Op-Ed

Officials offer four reasons to support Whatcom County’s jail sales tax

A high security inmate paces around the recreation area of Whatcom County Jail during his weekly hour for recreation in 2015 in Bellingham.
A high security inmate paces around the recreation area of Whatcom County Jail during his weekly hour for recreation in 2015 in Bellingham. The Bellingham Herald file

Before us again this year is a proposition on funding a new jail facility for Whatcom County. Voters might be asking themselves why they should support this measure after a similar vote came before voters two years ago. Many significant changes have been made, and we are now supporting this new jail proposal for several reasons, and we hope you will support it too.

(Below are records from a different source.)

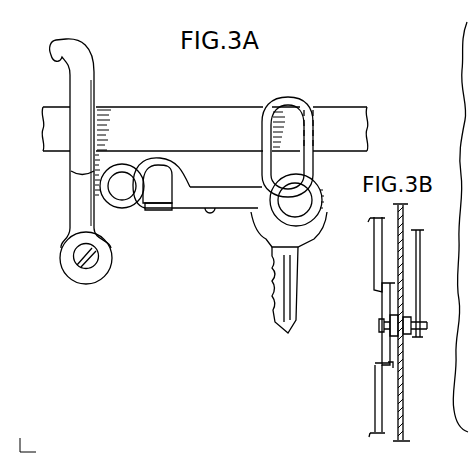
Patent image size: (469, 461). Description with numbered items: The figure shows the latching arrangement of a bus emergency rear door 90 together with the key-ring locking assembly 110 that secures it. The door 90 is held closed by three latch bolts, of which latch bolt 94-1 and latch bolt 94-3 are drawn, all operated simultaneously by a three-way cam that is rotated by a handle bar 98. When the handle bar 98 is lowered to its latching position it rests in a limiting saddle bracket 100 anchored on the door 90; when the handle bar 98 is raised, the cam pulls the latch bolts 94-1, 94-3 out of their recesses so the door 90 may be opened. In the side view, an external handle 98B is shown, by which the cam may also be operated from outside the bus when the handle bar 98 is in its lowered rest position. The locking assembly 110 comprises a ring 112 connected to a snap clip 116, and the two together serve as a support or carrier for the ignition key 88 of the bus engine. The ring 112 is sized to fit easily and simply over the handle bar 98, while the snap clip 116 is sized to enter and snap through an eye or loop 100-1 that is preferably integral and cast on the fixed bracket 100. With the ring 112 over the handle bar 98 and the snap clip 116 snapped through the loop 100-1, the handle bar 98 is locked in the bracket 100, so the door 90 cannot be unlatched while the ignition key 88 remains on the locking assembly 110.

In FIG. 3A, the ignition key 88 is at (280, 243).
In FIG. 3B, the rear door 90 is at (403, 390).
In FIG. 3B, the latch bolt 94-1 is at (374, 282).
In FIG. 3B, the latch bolt 94-3 is at (375, 378).
In FIG. 3A, the handle bar 98 is at (156, 116).
In FIG. 3B, the handle bar 98 is at (379, 332).
In FIG. 3B, the external handle 98B is at (422, 250).
In FIG. 3A, the saddle bracket 100 is at (85, 63).
In FIG. 3A, the eye or loop 100-1 is at (117, 208).
In FIG. 3A, the locking assembly 110 is at (274, 74).
In FIG. 3A, the ring 112 is at (292, 95).
In FIG. 3A, the snap clip 116 is at (247, 200).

This jail measure is about humanitarian choices. The choice is whether to fund a criminal justice system that we want or to make the situation worse by not funding a facility to take people who have committed crimes in our communities. While Whatcom County is responsible for all of the felony convictions in the county, cities are responsible for lesser convictions, which is about 22 percent. Without a new facility, cities – including Bellingham – will be left woefully short of options and will be forced to either not arrest people who commit crimes or to take people to Yakima or beyond before they have even had a trial.

Our goals for a new jail have been to reduce incarceration and recidivism, to have a safe and functional jail that is the right size for our community, and to have the resources we need to fund alternatives to incarceration. This current jail proposal is a great step towards those goals.

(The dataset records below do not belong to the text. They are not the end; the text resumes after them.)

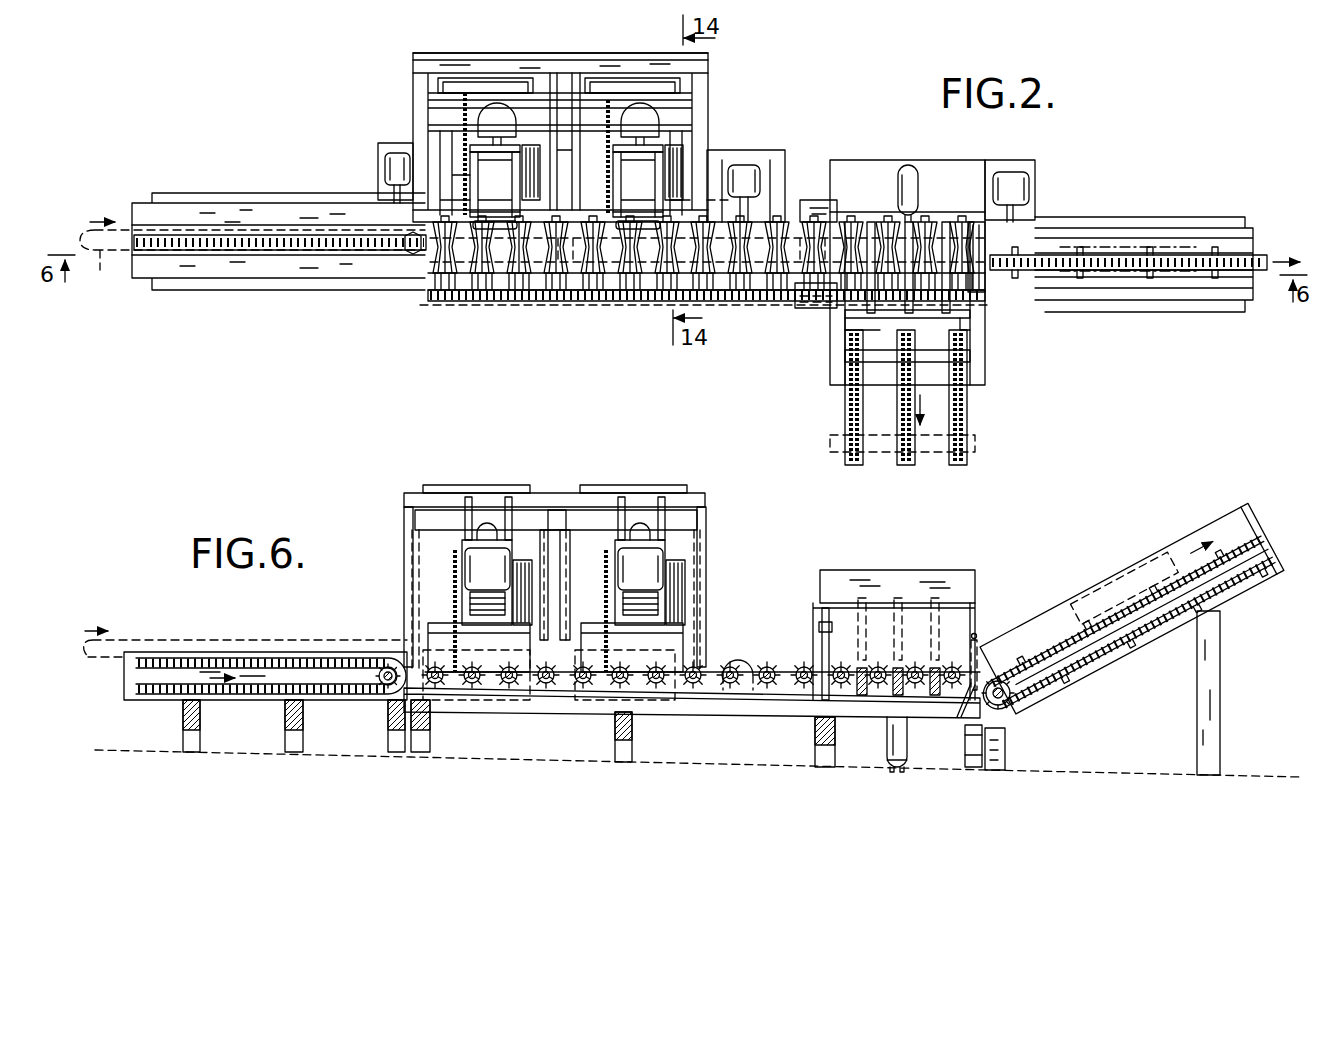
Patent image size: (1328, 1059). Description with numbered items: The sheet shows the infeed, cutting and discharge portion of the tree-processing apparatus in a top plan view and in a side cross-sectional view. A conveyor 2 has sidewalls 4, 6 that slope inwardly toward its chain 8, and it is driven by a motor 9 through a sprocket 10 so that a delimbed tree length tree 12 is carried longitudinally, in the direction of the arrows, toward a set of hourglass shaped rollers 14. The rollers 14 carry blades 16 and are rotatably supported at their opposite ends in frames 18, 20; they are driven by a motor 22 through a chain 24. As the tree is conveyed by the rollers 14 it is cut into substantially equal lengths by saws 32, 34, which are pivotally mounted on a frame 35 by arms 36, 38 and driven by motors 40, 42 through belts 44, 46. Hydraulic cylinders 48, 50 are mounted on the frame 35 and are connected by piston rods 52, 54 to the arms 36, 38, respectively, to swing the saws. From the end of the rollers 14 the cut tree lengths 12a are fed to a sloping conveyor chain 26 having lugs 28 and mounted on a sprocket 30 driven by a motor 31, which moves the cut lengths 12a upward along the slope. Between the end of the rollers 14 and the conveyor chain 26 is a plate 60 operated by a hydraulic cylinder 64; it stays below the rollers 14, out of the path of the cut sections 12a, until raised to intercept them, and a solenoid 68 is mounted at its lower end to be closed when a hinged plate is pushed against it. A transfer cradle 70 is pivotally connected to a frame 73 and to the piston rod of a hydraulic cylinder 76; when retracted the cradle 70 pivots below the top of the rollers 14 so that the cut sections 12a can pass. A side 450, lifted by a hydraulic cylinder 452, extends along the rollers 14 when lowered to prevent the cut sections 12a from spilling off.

In FIG. 2, the conveyor 2 is at (233, 196).
In FIG. 6, the conveyor 2 is at (120, 716).
In FIG. 2, the sidewall 4 is at (167, 216).
In FIG. 6, the sidewall 4 is at (130, 672).
In FIG. 2, the sidewall 6 is at (170, 264).
In FIG. 2, the chain 8 is at (277, 252).
In FIG. 2, the motor 9 is at (400, 152).
In FIG. 2, the sprocket 10 is at (394, 256).
In FIG. 6, the sprocket 10 is at (387, 672).
In FIG. 2, the delimbed tree length tree 12 is at (252, 262).
In FIG. 6, the delimbed tree length tree 12 is at (137, 640).
In FIG. 2, the cut tree lengths 12a is at (1125, 270).
In FIG. 6, the cut tree lengths 12a is at (1126, 575).
In FIG. 2, the hourglass shaped rollers 14 is at (487, 268).
In FIG. 6, the hourglass shaped rollers 14 is at (505, 684).
In FIG. 6, the blades 16 is at (512, 686).
In FIG. 2, the frame 18 is at (812, 208).
In FIG. 2, the frame 20 is at (803, 304).
In FIG. 2, the motor 22 is at (765, 180).
In FIG. 6, the motor 22 is at (740, 659).
In FIG. 2, the chain 24 is at (562, 292).
In FIG. 2, the sloping conveyor chain 26 is at (1170, 252).
In FIG. 6, the sloping conveyor chain 26 is at (1083, 668).
In FIG. 2, the lugs 28 is at (1128, 262).
In FIG. 6, the lugs 28 is at (1120, 656).
In FIG. 6, the sprocket 30 is at (1004, 702).
In FIG. 2, the motor 31 is at (1018, 192).
In FIG. 2, the saw 32 is at (462, 138).
In FIG. 2, the saw 34 is at (597, 158).
In FIG. 6, the saw 34 is at (608, 582).
In FIG. 2, the frame 35 is at (641, 63).
In FIG. 2, the arm 36 is at (470, 164).
In FIG. 2, the arm 38 is at (623, 205).
In FIG. 2, the motor 40 is at (515, 218).
In FIG. 6, the motor 40 is at (465, 568).
In FIG. 2, the motor 42 is at (652, 226).
In FIG. 6, the motor 42 is at (648, 556).
In FIG. 2, the belt 44 is at (528, 176).
In FIG. 6, the belt 44 is at (520, 598).
In FIG. 2, the belt 46 is at (671, 176).
In FIG. 6, the belt 46 is at (683, 592).
In FIG. 2, the hydraulic cylinder 48 is at (632, 137).
In FIG. 6, the hydraulic cylinder 48 is at (636, 528).
In FIG. 2, the hydraulic cylinder 50 is at (494, 128).
In FIG. 6, the hydraulic cylinder 50 is at (490, 528).
In FIG. 2, the piston rod 52 is at (614, 156).
In FIG. 2, the piston rod 54 is at (515, 142).
In FIG. 2, the plate 60 is at (980, 284).
In FIG. 6, the plate 60 is at (978, 688).
In FIG. 6, the hydraulic cylinder 64 is at (973, 764).
In FIG. 6, the solenoid 68 is at (967, 728).
In FIG. 2, the transfer cradle 70 is at (944, 222).
In FIG. 6, the transfer cradle 70 is at (905, 673).
In FIG. 2, the frame 73 is at (985, 356).
In FIG. 2, the hydraulic cylinder 76 is at (900, 193).
In FIG. 6, the hydraulic cylinder 76 is at (889, 742).
In FIG. 6, the side 450 is at (922, 578).
In FIG. 6, the hydraulic cylinder 452 is at (822, 645).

We believe the jail proposal addresses the following concerns:

Protecting victims: Our criminal justice system is designed with both punitive and restorative elements, and while we need to provide the option of rehabilitation to those who commit crimes, our community also expects that we will keep violent or dangerous people off our streets. We owe it to the victims of crimes to have a jail that fits our community.

Behavioral and mental health: The new jail proposal will add 34 new mental health beds to our community. This resource is badly needed, and this is our opportunity to locally fund this mental health treatment in Whatcom County.

Jail alternatives: Both the County and the City of Bellingham have been investing in alternatives to jail for years, and are committed to increasing those investments in incarceration prevention to both treat people more humanely and drive down the costs to our taxpayers. But these incarceration prevention efforts do not negate the need for a new jail facility. Additionally, Whatcom County and Bellingham have agreed to a contractual obligation to use $30 million from this ballot measure to fund jail alternatives. That money for incarceration prevention programs will not be available if this ballot measure fails.

Oversight: The County and all the cities in Whatcom County agreed to establish and participate in an advisory board to discuss matters and make recommendations related to jail finances and operations. This means that Bellingham and the smaller cities will have a voice in how the jail is managed, which the cities haven’t had before.

We need a safe jail. The current facility is a risk to both staff and inmates, and the lack of space to separate inmates and provide treatment is inhumane. No amount of remodeling of our existing jail will provide enough space for programs, recreation and opportunities to our incarcerated population. They deserve dignity and opportunities that cannot happen in the existing building. Not only does this proposal help address those needs, it also helps cities fund their own public safety needs, such as police and fire. We join all the city mayors, councils, the sheriff and the county executive in supporting this proposal.

If you want the criminal justice system to change for the better in Whatcom County, we urge you to vote yes on the Public Safety and Jail Sales and Use Tax proposition.

Kelli Linville is mayor of Bellingham. She wrote this with Bellingham City Council members Pinky Vargas and Gene Knutson plus Carl Weimer, a member of the Whatcom County Council who did not seek re-election this year.